Question

A coin is tossed three times, where
(i) E: head on third toss, F: heads on first two tosses
(ii) E: at least two heads, F: at most two heads
(iii) E: at most two tails, F: at least one tail
Determine P(E|F).
A. 0.42, 0.50, 0.85
B. 0.50, 0.42, 0.85
C. 0.85, 0.42, 0.30
D. 0.42, 0.46, 0.47

Answer 1

Hint: Coin is tossed three times, therefore total outcomes are S= {HHH, HHT, THH, HTH, TTH, THT, HTT, TTT}. Use the formula, $P(E)={\displaystyle \frac{PossibleOutcomes}{TotalOutcomes}}$ and $P(E|F)={\displaystyle \frac{P(E\bigcap F)}{P(F)}}$ to find the solution.

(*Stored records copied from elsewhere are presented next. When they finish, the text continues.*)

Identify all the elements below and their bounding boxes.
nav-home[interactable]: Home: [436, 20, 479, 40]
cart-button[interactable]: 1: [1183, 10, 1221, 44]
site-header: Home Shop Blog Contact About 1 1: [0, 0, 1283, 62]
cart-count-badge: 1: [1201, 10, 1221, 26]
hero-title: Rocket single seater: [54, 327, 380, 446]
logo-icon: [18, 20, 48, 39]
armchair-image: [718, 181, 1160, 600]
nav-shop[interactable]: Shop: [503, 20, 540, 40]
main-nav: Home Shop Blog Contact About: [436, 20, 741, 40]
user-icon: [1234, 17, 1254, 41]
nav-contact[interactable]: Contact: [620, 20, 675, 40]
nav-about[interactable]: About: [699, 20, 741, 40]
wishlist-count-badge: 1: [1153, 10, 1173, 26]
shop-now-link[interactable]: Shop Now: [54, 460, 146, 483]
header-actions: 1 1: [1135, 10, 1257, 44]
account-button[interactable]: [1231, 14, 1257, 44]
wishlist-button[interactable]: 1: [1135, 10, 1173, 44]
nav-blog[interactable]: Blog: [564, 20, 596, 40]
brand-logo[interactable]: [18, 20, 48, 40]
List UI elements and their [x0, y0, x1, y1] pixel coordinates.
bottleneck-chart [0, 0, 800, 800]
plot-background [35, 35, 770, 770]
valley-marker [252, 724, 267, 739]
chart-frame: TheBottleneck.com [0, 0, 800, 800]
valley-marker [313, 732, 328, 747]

Complete step-by-step answer:
Coins are tossed three times.
S= {HHH, HHT, THH, HTH, TTH, THT, HTT, TTT}
(i) E: head on third toss
E= {HHH, HTH, THH, TTH}
$P(E)={\displaystyle \frac{PossibleOutcomes}{TotalOutcomes}}$
$\therefore P(E)={\displaystyle \frac{4}{8}}={\displaystyle \frac{1}{2}}$
F: heads on first two tosses
F= {HHH, HHT}
$\therefore P(F)={\displaystyle \frac{2}{8}}={\displaystyle \frac{1}{4}}$
Therefore, $P(E|F)={\displaystyle \frac{P(E\bigcap F)}{P(F)}}$
Now, $$\begin{gathered} E\bigcap F=\{HHH\} \\ P(E\bigcap F)={\displaystyle \frac{1}{8}} \end{gathered}$$
Using the equation, $$\begin{gathered} P(E|F)={\displaystyle \frac{P(E\bigcap F)}{P(F)}}={\displaystyle \frac{{\displaystyle \frac{1}{8}}}{{\displaystyle \frac{1}{4}}}}={\displaystyle \frac{1}{2}} \\ P(E|F)=0.50 \end{gathered}$$
(ii) E: at least two heads
Coins are tossed three times.
S= {HHH, HHT, THH, HTH, TTH, THT, HTT, TTT}
E= {HHT, THH, HTH, HHH}
$P(E)={\displaystyle \frac{4}{8}}={\displaystyle \frac{1}{2}}$
F: at most two heads
F = {HHT, THH, HTH, TTH, THT, HTT, TTT}
$P(F)={\displaystyle \frac{7}{8}}$
Also, $$\begin{gathered} E\bigcap F=\{HHT,THH,HTH\} \\ P(E\bigcap F)={\displaystyle \frac{3}{8}} \end{gathered}$$
Now, $$\begin{gathered} P(E|F)={\displaystyle \frac{P(E\bigcap F)}{P(F)}}={\displaystyle \frac{{\displaystyle \frac{3}{8}}}{{\displaystyle \frac{7}{8}}}}={\displaystyle \frac{3}{7}} \\ P(E|F)=0.42 \end{gathered}$$
(iii) E: at most two tails
Coins are tossed three times.
S= {HHH, HHT, THH, HTH, TTH, THT, HTT, TTT}
E= {HHH, HHT, HTH, THH, TTH, THT, HHT}
$P(E)={\displaystyle \frac{7}{8}}$
F: at least one tail
F = {HHT, HTH, THH, TTH, THT, HTT, TTT}
$P(F)={\displaystyle \frac{7}{8}}$
Also, $$\begin{gathered} E\bigcap F=\{HHT,THH,HTH,TTH,THT,HTT\} \\ P(E\bigcap F)={\displaystyle \frac{6}{8}} \end{gathered}$$

Now,
$$\begin{gathered} P(E|F)={\displaystyle \frac{P(E\bigcap F)}{P(F)}}={\displaystyle \frac{{\displaystyle \frac{6}{8}}}{{\displaystyle \frac{7}{8}}}}={\displaystyle \frac{6}{7}} \\ P(E|F)=0.85 \end{gathered}$$
So, the correct option is Option (B).

Note: Whenever such a type of question appears note down all the outcomes of the event and the possible outcomes in the particular given case, as given in question is the coin is tossed 3 times. And then find the probability of all the cases using the standard formula.